The volume would benefit from an index at the end of the text and a more in-depth thematic synthesis. Considering the comprehensive scope of the many chapters, a glossary of the key terms would improve the accessibility of the many topics covered in the book to the readership. Moreover, while the thematic and disciplinary diversity is certainly a strength of the volume, the authors could have tied the different threads together by highlighting the relationships, in terms of convergences and divergences, of the various chapters. For instance, to ascertain how the somewhat technical topic of solar-powered wheelchairs (Chapter 20) connects to Islamic perspectives on disability (Chapter 27) is largely left to the reader. A concluding summary making the connections between the various thematic strands explicit would have make it easier for future research to pick up on, and further, the important work done in this book. One specific theme of such further work, which the current volume points to only implicitly, might be to challenge the notion of disability altogether from a religious and cultural perspective. Taking the religious and cultural perspectives outlined in the book, such as seeing all humans as God's creation in the monotheistic religions or the cultural philosophy of the value of humanness (Botho/Ubuntu), might actually lead to a point where we would not speak of “people with disabilities,” but recognise different abilities as part of overall human diversity.
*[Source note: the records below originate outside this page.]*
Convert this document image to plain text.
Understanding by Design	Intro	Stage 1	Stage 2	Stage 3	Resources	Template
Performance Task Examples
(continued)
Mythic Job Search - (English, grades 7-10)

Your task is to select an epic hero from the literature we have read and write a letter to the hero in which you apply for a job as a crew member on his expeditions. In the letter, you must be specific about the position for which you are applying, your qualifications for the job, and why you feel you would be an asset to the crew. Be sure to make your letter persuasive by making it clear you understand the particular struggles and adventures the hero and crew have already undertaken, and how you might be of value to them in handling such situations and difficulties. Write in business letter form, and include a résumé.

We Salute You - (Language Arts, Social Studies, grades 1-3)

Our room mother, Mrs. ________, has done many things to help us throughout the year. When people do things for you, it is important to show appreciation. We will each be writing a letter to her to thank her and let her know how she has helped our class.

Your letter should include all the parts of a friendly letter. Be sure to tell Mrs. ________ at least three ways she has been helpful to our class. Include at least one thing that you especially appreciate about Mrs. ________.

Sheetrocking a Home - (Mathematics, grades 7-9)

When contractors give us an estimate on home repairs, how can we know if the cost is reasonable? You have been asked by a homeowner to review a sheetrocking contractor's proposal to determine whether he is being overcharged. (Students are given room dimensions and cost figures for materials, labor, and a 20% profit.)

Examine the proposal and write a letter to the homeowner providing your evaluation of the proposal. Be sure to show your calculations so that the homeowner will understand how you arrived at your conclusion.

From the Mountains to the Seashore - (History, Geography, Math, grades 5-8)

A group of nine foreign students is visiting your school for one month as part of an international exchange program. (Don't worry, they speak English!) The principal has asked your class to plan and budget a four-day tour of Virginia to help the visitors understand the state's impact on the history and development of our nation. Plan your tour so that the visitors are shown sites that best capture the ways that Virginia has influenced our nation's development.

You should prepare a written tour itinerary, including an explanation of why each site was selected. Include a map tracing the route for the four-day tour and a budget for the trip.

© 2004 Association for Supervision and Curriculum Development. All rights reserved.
Nonetheless, Disability is not Inability is undoubtedly a highly valuable contribution to scholarship on disability, for which the editors and authors deserve applause. While the book's main geographic focus is on Botswana and southern Africa, the collection has relevance far beyond its immediate context. The book is a must-read for anyone engaged with issues of disability in theory and practice in southern Africa and beyond, be it in academic scholarship, education, religious communities, the health sector, or government institutions.